AIStor schedules jobs based on the schedule field in the job configuration. One-time jobs with schedule : once run once and either complete or fail with no further runs. Repeating jobs with any other schedule value run repeatedly until suspended or deleted.

The scheduler calculates the next run time for repeating jobs based on when the previous execution completed:

  • hourly: One hour after the last completion
  • daily: Next midnight (00:00 UTC) after the last completion
  • weekly: Next Sunday at midnight (00:00 UTC) after the last completion
  • monthly: First Sunday of the next month at midnight (00:00 UTC) after the last completion
  • yearly: First Sunday of the next year at midnight (00:00 UTC) after the last completion

The scheduler processes each job once regardless of the number of missed runs between the last and current run. For example, suspending a daily job on Monday and resuming it on Friday does not result in AIStor running the missed Tuesday-Thursday runs.

Job states

Each inventory job state indicates its current phase in the scheduling and execution lifecycle. The scheduler transitions jobs between states based on execution progress, scheduling requirements, and control operations.

State Description
Pending Waiting for processing by an executor.
Running Actively scanning objects and writing output files. The job remains in this state until completion, failure, or a suspend/cancel operation.
Sleeping Waiting for next scheduled run. This state only applies to repeating jobs.
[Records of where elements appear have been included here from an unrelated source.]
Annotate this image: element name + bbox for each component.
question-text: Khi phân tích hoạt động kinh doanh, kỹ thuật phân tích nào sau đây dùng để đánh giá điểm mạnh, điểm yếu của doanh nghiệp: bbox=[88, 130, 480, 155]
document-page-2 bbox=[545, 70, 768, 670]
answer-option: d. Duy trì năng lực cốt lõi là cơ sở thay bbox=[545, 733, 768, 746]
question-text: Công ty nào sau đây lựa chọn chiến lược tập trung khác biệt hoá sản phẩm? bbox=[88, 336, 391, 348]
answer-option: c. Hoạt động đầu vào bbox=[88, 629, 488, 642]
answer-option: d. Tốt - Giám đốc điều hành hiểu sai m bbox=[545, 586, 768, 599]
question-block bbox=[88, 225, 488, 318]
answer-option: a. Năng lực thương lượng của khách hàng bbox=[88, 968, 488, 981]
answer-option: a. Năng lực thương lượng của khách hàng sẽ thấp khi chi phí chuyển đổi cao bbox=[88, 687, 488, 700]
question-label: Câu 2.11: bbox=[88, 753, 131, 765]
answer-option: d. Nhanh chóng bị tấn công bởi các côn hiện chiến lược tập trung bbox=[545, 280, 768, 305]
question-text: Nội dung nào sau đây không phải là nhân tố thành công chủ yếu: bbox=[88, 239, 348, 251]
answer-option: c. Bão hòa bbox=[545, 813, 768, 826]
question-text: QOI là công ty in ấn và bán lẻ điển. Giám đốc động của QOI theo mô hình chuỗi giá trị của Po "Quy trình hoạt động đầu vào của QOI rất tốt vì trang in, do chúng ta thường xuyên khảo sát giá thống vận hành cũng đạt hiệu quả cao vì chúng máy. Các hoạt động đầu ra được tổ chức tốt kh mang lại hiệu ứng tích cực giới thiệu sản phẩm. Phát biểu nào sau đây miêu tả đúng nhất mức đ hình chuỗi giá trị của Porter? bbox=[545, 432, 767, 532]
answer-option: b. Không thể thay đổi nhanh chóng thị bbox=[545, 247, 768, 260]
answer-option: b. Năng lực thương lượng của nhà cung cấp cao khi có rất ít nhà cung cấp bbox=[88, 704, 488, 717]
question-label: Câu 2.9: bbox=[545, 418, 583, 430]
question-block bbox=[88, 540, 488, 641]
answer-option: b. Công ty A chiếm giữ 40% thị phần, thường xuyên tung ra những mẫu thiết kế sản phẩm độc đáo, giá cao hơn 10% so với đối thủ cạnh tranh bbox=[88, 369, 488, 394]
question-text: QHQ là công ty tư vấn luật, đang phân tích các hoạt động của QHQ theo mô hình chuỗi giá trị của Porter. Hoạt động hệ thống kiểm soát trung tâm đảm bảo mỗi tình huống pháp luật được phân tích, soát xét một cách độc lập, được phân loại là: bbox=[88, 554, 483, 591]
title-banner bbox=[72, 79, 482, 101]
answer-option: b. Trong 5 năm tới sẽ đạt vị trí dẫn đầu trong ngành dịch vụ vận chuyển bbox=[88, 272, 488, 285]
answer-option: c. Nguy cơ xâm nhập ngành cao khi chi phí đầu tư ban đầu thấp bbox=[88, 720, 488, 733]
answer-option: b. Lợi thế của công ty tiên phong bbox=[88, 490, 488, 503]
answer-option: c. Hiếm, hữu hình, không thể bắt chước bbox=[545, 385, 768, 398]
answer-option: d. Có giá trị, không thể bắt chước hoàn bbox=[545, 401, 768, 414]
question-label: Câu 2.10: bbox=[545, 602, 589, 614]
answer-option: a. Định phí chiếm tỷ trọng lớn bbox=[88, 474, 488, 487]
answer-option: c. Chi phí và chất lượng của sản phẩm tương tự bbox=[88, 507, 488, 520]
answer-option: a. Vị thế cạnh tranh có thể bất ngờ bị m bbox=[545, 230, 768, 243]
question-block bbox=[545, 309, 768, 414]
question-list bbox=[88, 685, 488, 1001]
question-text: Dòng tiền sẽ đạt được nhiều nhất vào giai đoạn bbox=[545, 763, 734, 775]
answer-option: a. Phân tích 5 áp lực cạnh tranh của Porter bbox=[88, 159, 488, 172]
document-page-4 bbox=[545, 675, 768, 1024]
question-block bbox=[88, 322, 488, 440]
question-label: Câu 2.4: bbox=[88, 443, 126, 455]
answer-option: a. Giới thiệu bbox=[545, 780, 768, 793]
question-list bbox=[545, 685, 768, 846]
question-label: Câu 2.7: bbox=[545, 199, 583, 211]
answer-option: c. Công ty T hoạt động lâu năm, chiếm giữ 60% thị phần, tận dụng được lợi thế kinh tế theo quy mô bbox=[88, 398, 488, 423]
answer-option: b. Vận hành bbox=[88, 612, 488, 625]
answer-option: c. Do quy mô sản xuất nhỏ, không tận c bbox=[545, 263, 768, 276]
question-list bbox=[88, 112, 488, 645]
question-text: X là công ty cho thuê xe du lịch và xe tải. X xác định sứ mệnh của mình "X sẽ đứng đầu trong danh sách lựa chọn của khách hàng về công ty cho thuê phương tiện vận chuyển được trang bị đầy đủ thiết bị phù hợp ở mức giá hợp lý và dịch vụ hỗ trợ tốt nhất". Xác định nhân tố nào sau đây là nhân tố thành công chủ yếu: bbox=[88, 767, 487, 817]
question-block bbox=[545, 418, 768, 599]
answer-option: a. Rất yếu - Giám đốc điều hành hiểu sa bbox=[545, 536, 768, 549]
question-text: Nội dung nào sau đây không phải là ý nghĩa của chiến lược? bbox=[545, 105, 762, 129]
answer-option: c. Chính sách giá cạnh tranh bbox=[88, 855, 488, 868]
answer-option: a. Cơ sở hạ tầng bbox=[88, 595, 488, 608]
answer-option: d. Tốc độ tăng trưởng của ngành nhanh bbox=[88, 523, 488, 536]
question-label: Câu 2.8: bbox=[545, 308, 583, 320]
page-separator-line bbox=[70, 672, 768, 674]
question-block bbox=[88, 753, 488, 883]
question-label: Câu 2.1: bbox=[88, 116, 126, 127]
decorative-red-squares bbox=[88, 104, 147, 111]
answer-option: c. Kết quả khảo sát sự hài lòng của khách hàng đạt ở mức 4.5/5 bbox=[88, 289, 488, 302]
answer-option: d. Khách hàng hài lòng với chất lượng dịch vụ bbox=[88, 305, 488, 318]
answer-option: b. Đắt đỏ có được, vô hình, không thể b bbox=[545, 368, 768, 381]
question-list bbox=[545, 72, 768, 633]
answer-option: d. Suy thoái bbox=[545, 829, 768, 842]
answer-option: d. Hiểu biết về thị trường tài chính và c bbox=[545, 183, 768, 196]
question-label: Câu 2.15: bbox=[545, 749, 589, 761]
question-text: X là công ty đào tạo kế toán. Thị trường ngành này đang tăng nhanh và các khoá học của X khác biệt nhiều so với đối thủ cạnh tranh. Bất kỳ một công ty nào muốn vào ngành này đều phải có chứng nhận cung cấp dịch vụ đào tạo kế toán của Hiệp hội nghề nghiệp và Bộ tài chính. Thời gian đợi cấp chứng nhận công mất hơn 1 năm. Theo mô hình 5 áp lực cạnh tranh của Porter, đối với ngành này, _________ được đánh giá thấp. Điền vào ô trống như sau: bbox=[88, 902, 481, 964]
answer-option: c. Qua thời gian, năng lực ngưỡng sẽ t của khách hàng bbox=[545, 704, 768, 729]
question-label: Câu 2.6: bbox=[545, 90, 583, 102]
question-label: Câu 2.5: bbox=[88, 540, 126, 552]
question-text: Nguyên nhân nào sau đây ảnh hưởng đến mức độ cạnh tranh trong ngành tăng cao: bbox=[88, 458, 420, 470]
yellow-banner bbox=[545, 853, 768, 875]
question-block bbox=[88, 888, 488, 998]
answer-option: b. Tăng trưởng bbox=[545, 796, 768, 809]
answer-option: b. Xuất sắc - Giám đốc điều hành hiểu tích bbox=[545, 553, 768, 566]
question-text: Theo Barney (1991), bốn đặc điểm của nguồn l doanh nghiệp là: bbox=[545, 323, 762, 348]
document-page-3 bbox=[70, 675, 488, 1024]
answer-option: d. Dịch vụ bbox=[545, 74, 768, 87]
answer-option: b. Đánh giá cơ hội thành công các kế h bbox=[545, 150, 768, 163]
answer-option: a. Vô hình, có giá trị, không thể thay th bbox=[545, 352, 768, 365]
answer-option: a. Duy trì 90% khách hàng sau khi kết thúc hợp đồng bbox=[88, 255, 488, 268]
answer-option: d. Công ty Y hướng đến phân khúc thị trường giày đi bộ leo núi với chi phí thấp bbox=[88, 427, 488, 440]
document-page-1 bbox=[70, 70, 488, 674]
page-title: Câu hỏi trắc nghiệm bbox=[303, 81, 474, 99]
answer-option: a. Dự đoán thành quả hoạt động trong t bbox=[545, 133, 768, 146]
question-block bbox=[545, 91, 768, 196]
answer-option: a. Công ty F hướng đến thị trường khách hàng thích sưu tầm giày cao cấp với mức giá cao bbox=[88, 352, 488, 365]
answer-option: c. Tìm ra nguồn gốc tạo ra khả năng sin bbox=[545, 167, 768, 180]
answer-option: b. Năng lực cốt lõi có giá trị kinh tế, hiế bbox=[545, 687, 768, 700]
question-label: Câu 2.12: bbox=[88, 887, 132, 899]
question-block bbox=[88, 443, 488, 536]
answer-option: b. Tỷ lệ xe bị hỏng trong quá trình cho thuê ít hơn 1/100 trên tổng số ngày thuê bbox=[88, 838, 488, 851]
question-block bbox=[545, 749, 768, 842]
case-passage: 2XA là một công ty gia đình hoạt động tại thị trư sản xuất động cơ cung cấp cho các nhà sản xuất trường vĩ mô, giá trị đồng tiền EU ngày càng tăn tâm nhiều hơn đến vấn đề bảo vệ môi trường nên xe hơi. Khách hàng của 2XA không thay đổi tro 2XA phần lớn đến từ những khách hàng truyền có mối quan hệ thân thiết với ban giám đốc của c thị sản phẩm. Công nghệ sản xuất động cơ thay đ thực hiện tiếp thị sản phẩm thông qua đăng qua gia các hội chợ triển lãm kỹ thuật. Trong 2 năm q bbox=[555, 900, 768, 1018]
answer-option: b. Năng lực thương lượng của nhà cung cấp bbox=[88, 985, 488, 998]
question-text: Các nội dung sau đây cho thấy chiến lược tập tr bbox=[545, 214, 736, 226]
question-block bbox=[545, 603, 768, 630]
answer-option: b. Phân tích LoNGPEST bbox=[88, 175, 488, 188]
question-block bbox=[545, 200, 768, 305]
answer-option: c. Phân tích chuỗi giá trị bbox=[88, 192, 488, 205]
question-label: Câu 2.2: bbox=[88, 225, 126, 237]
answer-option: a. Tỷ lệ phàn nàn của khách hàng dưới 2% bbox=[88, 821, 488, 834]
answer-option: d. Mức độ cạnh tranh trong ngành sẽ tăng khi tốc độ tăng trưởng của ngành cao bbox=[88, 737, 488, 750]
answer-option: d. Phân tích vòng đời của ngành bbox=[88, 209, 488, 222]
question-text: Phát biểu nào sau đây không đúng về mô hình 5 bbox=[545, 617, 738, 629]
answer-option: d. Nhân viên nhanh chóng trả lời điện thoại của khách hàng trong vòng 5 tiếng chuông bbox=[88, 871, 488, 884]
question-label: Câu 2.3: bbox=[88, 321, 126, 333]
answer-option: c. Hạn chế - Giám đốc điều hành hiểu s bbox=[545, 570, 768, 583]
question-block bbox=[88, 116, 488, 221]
The scheduler transitions the job to Pending at the scheduled time.
Completed Completed without errors.

Terminal state for one-time jobs. Repeating jobs transition through Completed and return to Sleeping.
Failed Exceeded the maximum number of retry attempts (3) after encountering errors.
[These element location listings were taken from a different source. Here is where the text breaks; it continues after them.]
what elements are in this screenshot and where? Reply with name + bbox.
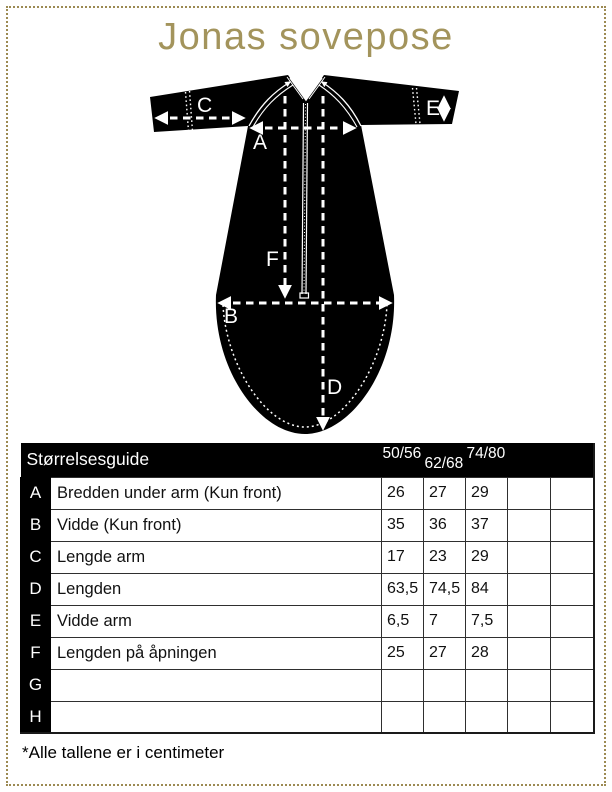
row-label: Lengden på åpningen xyxy=(51,637,382,669)
table-row xyxy=(21,701,594,733)
table-row xyxy=(21,669,594,701)
row-value xyxy=(466,701,508,733)
row-letter: H xyxy=(21,701,51,733)
size-column-50-56 xyxy=(382,443,424,477)
row-value xyxy=(466,669,508,701)
row-value: 63,5 xyxy=(382,573,424,605)
row-value xyxy=(551,637,594,669)
row-label xyxy=(51,669,382,701)
row-value: 36 xyxy=(424,509,466,541)
row-value xyxy=(551,573,594,605)
table-row xyxy=(21,637,594,669)
diagram-label-f: F xyxy=(266,248,279,271)
row-label: Vidde (Kun front) xyxy=(51,509,382,541)
table-row xyxy=(21,477,594,509)
table-row xyxy=(21,573,594,605)
row-value xyxy=(508,701,551,733)
size-label: 74/80 xyxy=(466,444,506,462)
row-value: 74,5 xyxy=(424,573,466,605)
size-column-74-80 xyxy=(466,443,508,477)
row-value: 27 xyxy=(424,477,466,509)
row-label: Lengde arm xyxy=(51,541,382,573)
header-row xyxy=(21,443,594,477)
row-value xyxy=(508,541,551,573)
row-label: Lengden xyxy=(51,573,382,605)
row-value: 29 xyxy=(466,541,508,573)
row-letter: A xyxy=(21,477,51,509)
row-letter: G xyxy=(21,669,51,701)
row-value xyxy=(382,701,424,733)
row-value xyxy=(508,669,551,701)
table-row xyxy=(21,541,594,573)
size-guide-table xyxy=(20,443,595,734)
table-title: Størrelsesguide xyxy=(21,443,382,477)
row-value xyxy=(551,477,594,509)
row-letter: D xyxy=(21,573,51,605)
page-title: Jonas sovepose xyxy=(158,16,454,58)
row-value xyxy=(551,605,594,637)
row-value xyxy=(551,509,594,541)
units-footnote: *Alle tallene er i centimeter xyxy=(22,743,225,762)
row-value xyxy=(424,669,466,701)
table-row xyxy=(21,509,594,541)
size-column-empty-1 xyxy=(508,443,551,477)
diagram-label-c: C xyxy=(197,94,213,117)
row-value: 29 xyxy=(466,477,508,509)
row-letter: F xyxy=(21,637,51,669)
row-value xyxy=(551,541,594,573)
size-label: 50/56 xyxy=(382,444,422,462)
row-value: 37 xyxy=(466,509,508,541)
row-value: 23 xyxy=(424,541,466,573)
size-column-62-68 xyxy=(424,443,466,477)
row-value xyxy=(508,605,551,637)
row-value: 6,5 xyxy=(382,605,424,637)
row-value xyxy=(508,637,551,669)
row-value: 84 xyxy=(466,573,508,605)
size-column-empty-2 xyxy=(551,443,594,477)
row-letter: E xyxy=(21,605,51,637)
row-value xyxy=(508,509,551,541)
row-label: Bredden under arm (Kun front) xyxy=(51,477,382,509)
diagram-label-b: B xyxy=(224,305,239,328)
row-value: 7,5 xyxy=(466,605,508,637)
row-label: Vidde arm xyxy=(51,605,382,637)
row-value: 35 xyxy=(382,509,424,541)
row-value: 25 xyxy=(382,637,424,669)
table-row xyxy=(21,605,594,637)
row-value xyxy=(508,477,551,509)
row-value: 28 xyxy=(466,637,508,669)
diagram-label-e: E xyxy=(426,97,441,120)
row-value: 17 xyxy=(382,541,424,573)
size-label: 62/68 xyxy=(424,454,464,472)
diagram-label-a: A xyxy=(253,131,268,154)
row-letter: B xyxy=(21,509,51,541)
row-letter: C xyxy=(21,541,51,573)
row-value xyxy=(382,669,424,701)
row-value xyxy=(551,669,594,701)
row-value: 27 xyxy=(424,637,466,669)
row-label xyxy=(51,701,382,733)
row-value xyxy=(508,573,551,605)
size-guide-header xyxy=(21,443,594,477)
row-value xyxy=(551,701,594,733)
row-value: 26 xyxy=(382,477,424,509)
row-value xyxy=(424,701,466,733)
row-value: 7 xyxy=(424,605,466,637)
diagram-label-d: D xyxy=(327,376,343,399)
Terminal state for one-time jobs.
Errored Failed run with remaining retry attempts.

The scheduler marks the job for retry after a 10 minute delay.
Canceled Stopped with the mc inventory cancel command.

Terminal state for one-time jobs.
For repeating jobs, the scheduler transitions the job as “Pending” at the next scheduled time.
Suspended Paused with the mc inventory suspend command.
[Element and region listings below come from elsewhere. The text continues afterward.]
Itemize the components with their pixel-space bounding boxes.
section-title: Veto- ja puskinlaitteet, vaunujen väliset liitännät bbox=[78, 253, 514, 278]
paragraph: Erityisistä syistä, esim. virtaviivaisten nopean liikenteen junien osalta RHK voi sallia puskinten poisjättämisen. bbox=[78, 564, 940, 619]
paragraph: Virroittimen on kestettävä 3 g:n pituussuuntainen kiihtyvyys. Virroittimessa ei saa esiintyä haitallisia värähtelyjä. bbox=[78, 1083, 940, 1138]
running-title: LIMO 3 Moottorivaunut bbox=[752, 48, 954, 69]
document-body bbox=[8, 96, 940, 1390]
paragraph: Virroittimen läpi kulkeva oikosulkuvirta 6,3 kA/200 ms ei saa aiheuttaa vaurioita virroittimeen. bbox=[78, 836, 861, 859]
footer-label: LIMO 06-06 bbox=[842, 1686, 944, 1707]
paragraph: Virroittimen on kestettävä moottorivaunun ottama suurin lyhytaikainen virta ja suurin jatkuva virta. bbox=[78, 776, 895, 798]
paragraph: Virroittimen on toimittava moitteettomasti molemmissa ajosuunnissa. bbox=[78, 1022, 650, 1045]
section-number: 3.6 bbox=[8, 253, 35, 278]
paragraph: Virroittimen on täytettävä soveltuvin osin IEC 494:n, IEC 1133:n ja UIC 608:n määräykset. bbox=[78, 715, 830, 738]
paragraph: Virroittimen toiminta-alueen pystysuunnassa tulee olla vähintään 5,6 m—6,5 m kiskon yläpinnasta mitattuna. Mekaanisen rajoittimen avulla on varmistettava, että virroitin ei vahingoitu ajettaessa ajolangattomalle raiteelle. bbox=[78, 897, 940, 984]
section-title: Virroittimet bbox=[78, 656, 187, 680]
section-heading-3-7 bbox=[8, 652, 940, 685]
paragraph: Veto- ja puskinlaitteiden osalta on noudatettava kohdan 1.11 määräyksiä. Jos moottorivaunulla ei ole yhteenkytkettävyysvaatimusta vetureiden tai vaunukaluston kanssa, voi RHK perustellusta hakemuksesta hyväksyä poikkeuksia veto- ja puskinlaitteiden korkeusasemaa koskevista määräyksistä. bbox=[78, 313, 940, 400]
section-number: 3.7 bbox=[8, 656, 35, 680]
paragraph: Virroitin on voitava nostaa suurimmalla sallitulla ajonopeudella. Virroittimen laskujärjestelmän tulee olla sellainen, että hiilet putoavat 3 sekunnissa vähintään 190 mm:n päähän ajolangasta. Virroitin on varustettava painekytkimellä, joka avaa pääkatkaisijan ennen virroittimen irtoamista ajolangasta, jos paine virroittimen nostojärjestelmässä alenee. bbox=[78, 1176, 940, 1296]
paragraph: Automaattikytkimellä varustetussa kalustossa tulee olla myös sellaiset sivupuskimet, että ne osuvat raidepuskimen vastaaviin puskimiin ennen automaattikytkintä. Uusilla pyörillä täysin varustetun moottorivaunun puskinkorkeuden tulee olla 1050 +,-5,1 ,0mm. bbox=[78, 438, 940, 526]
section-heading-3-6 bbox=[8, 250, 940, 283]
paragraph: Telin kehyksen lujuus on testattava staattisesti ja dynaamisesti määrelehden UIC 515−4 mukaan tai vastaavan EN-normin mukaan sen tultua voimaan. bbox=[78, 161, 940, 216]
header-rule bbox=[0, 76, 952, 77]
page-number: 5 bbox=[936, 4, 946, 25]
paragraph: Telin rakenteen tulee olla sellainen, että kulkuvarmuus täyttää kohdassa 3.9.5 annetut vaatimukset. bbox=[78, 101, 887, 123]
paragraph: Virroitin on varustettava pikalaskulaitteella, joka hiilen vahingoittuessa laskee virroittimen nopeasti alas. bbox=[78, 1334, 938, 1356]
The job remains in this state until explicitly resumed.

Use mc inventory status to check a job’s current state and execution details.

Executing jobs

The executor process manages jobs that the scheduler marks as ready to run. The executor runs on every node in the cluster to ensure the parallel processing of jobs, maximizing throughput and minimizing execution time.

The executor typically runs jobs within 15-30 minutes of the scheduler marking the job as pending.

A failed job may successfully write partial output prior to encountering the error. Similarly, cancelling or suspending a job mid-run may produce partial output. Check the job manifest partialResultsAvailable field to determine whether the output contains incomplete data.